つまり、観によって自分自身や環境への認識・評価が決まり、観によってその後の判断や行動も変わってくるのです。
ちなみに、正常な認知・認識をゆがめる観は心理学の用語で”認知バイアス”と表現されます。皆さんがよく耳にするであろう言葉に言い換えると、先入観、色眼鏡でしょうか。
例えば、ある男性管理職が「女性=(イコール)感情的」という「観」を持っている場合、女性の部下の主張を「感情的」と評価したのに男性の部下が同じ主張をしたら「説得力がある」と評価した、などがこれに該当します。
留意すべきことは、男性管理職は本人としては正しく、公平で、客観的な認識を持っているつもりだということです。自分に認知バイアスがあることに気付いていないのです。
私たちは、認知し認識しているものはすべて、自分自身の「観」を介して見ている現実だということを理解する必要があるでしょう。
知性が高い人ほど自分の観を疑う
米心理学者ロバート・キーガン;リサ・ラスコウ・レイヒーが著した『なぜ人と組織は変われないのか ― ハーバード流 自己変革の理論と実践』には、大人の知性の3つの段階が次のように定義されています。抜粋した要点と合わせてご覧下さい。
・環境順応型知性:周囲の環境に受け入れられ高い評価を得るための知性。組織の中で「良き兵卒」となれる知性。自分が見た現実が真実だと考える程度の認識能力。
・自己主導型知性:周囲の環境を客観的に見るようになり、自分自身の判断基準を確立しつつ周りの期待を判断し選択を行なえる知性。組織の中での「自信に満ちたキャプテン」となれる知性。自分の観による認知・認識に自信を持っており、自分の判断によって周囲を変えようとする。
・自己変革型知性:自分自身の主観や価値基準を客観的に見てその限界を検討できる。あらゆるシステムや秩序は断片的で不完全なものだと理解している。自分の「観」による認識が絶対正しいとは思わず、絶えず自分の「観」の妥当性を疑い、観の是正に努める。
キーガン博士とレイヒー博士の研究によると、人間の知性は、環境順応型知性の段階から自己主導型知性の段階へ、自己主導型知性の段階から自己変革型知性の段階へと向上していくと言います。
この知性の段階の特徴を決定付ける尺度の1つが、観です。
知性の水準が低いほど自分が見た現実が真実だと思う程度が高くなり、水準が高いほど自分が有している観(フィルター)が完全ではないと理解していると言えます。
7、8歳の子どもは、夜空を見ながら自分が歩いても空の景観が変わらないことを通して、”夜空の星が自分について来ている!”と認識します。しかし、科学の授業で星と地球との距離を学んだ中学生は、”夜空の星が自分について来るように見える“が真実だと理解するようになるのです。
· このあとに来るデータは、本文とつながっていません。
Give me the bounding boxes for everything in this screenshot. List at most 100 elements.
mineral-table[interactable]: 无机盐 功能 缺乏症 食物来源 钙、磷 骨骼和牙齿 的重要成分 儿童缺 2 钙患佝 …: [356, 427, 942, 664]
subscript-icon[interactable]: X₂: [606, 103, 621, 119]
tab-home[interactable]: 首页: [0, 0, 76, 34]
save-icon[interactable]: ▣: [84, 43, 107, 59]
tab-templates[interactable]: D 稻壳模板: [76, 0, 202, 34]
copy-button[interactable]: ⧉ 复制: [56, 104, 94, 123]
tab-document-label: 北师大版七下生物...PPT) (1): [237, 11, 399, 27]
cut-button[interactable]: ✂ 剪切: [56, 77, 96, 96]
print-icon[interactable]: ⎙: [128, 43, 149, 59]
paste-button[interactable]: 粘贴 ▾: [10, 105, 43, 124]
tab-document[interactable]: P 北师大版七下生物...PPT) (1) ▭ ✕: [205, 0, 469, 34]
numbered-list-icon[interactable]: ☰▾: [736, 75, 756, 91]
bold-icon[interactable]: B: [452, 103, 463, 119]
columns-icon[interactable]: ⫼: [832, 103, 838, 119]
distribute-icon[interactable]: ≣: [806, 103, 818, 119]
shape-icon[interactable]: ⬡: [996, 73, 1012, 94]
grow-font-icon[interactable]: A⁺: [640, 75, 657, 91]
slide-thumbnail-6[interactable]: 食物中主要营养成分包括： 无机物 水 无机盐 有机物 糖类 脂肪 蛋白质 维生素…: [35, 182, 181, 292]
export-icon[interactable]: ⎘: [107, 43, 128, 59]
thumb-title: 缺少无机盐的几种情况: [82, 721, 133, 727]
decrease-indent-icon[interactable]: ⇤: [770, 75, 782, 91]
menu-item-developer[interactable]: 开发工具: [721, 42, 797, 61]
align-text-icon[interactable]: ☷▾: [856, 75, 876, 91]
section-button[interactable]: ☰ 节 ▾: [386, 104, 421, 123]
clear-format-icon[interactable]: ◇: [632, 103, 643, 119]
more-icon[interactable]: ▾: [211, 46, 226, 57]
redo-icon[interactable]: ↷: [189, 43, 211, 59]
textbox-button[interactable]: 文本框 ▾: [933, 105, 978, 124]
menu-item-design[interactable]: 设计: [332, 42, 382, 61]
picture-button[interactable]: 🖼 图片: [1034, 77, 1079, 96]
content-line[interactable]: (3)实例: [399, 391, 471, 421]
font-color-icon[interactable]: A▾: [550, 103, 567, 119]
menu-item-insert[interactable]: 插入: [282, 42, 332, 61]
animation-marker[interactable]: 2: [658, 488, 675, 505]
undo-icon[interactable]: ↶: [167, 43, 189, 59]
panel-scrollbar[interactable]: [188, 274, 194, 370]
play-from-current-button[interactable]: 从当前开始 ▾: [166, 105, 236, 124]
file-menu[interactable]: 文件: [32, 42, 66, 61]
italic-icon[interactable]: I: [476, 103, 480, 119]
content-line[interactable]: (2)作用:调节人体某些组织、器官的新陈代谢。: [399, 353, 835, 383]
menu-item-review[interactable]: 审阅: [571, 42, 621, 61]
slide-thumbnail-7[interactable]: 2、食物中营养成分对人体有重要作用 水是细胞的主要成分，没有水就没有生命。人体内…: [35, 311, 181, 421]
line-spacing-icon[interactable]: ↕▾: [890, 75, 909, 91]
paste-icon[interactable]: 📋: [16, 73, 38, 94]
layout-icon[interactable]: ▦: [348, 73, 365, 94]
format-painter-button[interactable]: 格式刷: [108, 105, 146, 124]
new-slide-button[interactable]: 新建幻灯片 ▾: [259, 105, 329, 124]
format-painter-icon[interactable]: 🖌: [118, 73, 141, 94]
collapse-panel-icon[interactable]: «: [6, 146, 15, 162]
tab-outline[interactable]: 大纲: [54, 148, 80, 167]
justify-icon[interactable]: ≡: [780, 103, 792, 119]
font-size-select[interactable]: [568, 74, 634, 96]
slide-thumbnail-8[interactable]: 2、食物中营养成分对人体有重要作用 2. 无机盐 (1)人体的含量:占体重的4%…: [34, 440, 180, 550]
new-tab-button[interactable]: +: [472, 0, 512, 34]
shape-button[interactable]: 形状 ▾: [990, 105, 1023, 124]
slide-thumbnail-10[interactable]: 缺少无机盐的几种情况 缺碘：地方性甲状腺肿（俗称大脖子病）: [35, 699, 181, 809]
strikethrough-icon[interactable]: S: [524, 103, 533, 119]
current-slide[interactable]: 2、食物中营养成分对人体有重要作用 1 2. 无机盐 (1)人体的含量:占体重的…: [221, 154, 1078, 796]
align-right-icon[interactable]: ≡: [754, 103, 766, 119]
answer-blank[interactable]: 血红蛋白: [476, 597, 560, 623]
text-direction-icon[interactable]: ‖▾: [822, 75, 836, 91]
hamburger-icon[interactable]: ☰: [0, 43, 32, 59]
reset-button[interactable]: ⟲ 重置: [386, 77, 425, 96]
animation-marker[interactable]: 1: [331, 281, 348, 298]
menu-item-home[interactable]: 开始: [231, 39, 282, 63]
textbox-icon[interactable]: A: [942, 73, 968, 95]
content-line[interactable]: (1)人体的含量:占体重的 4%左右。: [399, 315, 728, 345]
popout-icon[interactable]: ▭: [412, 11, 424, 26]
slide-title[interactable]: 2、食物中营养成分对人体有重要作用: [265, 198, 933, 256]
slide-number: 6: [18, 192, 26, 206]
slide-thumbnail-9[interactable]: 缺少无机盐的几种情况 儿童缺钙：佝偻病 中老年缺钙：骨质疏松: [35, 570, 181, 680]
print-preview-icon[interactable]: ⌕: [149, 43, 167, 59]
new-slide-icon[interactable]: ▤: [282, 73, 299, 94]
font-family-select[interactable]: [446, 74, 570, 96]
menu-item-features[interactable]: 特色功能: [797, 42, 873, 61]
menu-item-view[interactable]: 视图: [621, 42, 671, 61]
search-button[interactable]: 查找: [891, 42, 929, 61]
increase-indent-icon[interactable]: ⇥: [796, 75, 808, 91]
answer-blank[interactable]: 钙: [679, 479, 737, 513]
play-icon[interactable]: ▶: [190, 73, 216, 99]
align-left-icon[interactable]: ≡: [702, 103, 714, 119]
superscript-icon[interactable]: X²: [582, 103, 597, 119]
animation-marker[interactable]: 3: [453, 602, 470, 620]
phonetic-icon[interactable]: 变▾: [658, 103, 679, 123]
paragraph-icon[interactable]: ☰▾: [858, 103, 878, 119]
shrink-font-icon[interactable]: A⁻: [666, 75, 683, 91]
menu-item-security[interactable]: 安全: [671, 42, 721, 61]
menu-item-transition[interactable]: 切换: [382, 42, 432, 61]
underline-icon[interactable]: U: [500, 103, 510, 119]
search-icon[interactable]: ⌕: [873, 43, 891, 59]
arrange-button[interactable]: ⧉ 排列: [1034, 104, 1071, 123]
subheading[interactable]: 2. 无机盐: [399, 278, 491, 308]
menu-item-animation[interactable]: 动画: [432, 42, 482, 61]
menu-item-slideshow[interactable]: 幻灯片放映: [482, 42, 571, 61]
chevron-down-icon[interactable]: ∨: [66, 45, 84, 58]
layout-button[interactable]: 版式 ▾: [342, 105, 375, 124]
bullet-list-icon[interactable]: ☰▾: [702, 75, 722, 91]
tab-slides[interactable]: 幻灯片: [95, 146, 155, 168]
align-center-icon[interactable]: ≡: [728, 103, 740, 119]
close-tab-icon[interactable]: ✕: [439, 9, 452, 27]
知性が低ければ低いほど、自分が見聞きして感じたことこそ正しいと思い込み、知性が高ければ高いほど「自分の観によって見えている現実は真実ではないかもしれない」と疑うというのは、興味深いことではないでしょうか。
観を是正する
同書によると、社会的に頭角を表し成功する確率が高いのは、最も知性の水準が高い自己変革型知性を有する人だそうです。考えてみれば、稚拙で偏ったものの見方しかできない人より、広範な視野を持ち、まっとうな認識を持つ人の方が信頼されるし仕事を上手く進められることは、想像に難くありません。
私たちに必要なのは、自分が自分独自の観を通して物事を認識していることを知り、観に支配されるのではなく、自分の観の妥当性を疑い、観をより良いものに是正することではないでしょうか。
自分が当たり前だと思っている常識、観によって自分や周りの人たちを狭くて偏った認識に閉じ込めていないか、確認が必要です。今一度、観による歪んだ認識の発生が脳内で起こっていないか、自己点検してみてください。
まとめ
今回は観についてお伝えしてきました。
観をより理想的なものに是正するには、知性を高めることが不可欠だと言います。つまり、今以上に賢く聡明になる努力をすることが、観に縛られずに生きるポイントになるのです。キーガン博士とレイヒー博士は、人間の知性の向上は大人になった後も十分可能だと指摘しました。「自分の観と認識を絶対視せず、疑う」、私自身このことから心がけ、知性の向上に努めたいと思います。
<参考文献>
『なぜ人と組織は変われないのか ― ハーバード流 自己変革の理論と実践』
ロバート・キーガン (著), リサ・ラスコウ・レイヒー (著), 池村千秋 (翻訳)英治出版
※本記事は2021年1月28日に投稿された記事のリメイク版になります。